Virginia Code Section 62.1-44.15, originally enacted in 1970, authorizes the State Water Control Board and DEQ to regulate and require permits for industrial wastes.  Pursuant to this authority, the Board and DEQ have been regulating and issuing permits for the land application as fertilizer of industrial residuals from several food and paper producers in the state.  DEQ has applied essentially the same testing and monitoring requirements for this industrial sludge as it has used for the land application of “biosolids” which are the residuals from sewage treatment plants

The Virginia Supreme Court ruled in 2001 that local governments cannot enact general ordinances or zoning ordinances which would prohibit or render impracticable the use of biosolids as fertilizers when it is permitted by the state. Blanton v. Amelia County, 261 Va. 55 (2001).  There are two federal district court decisions from the same time period that are in accord. Synagro-Wwt, Inc v. Louisa County, 2001 U.S. Dist.., Lexis 10987 and O’Brien v. Appomattox County, 293 F.Supp. 2d 660 (2003).  There is no basis for arguing, thinking or hoping that the result would be different for the land application of industrial sludge as fertilizer.

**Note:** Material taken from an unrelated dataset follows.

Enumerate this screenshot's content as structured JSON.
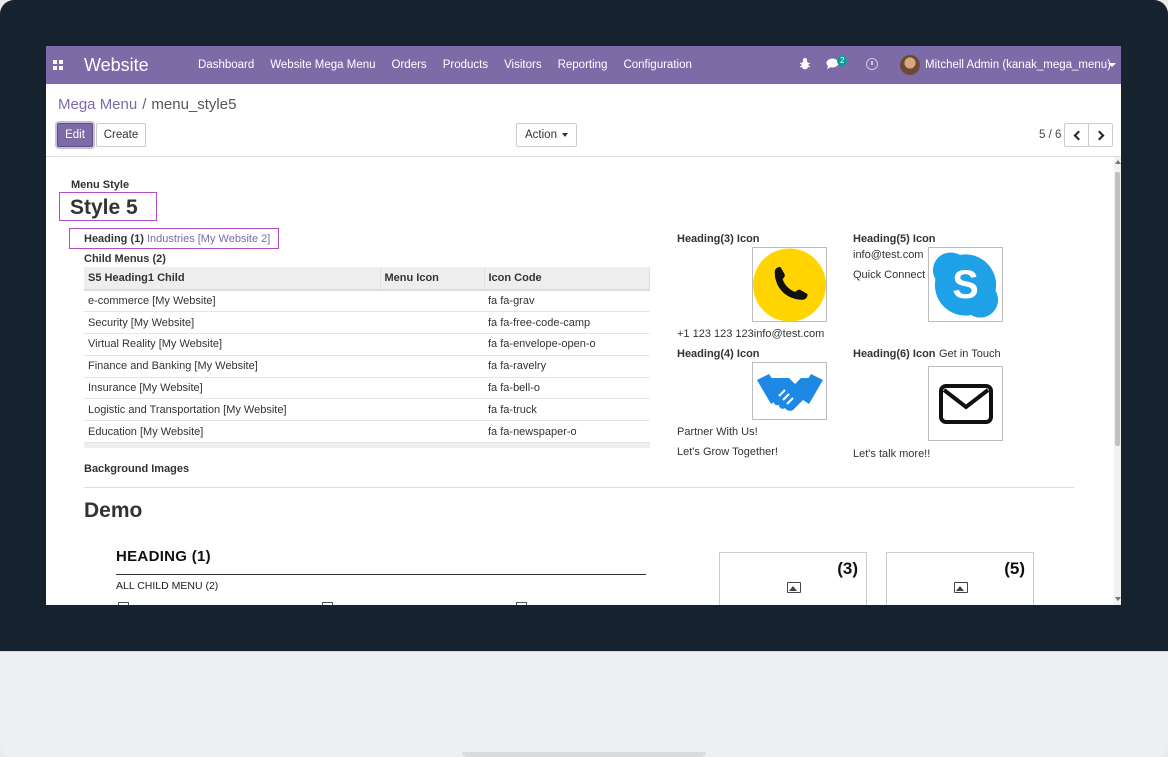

In spite of this minority viewpoint of our legislative efforts, I remain committed to constituent concerns that not enough is known about the long term environmental impacts of the land application of industrial waste. To that end, I am also a co-patron of HJ 506 which requires a detailed and specific scientific study, by agencies other than DEQ, of the long term impacts of the land application of both biosolids and industrial sludge.  The bill to prohibit land application of industrial waste in the three counties I represent unfortunately failed in committee.  The other two bills passed both Houses of the General Assembly and will go to the Governor for signature. In light of the previously approved permit, this result is the best possible. For anyone to suggest that we should not monitor something already state approved to be applied to land is uninformed at best and insincere at worst. This issue is important for all Virginians, and it deserves to be reported responsibly. Rolling Stone proves that you should always consider the source.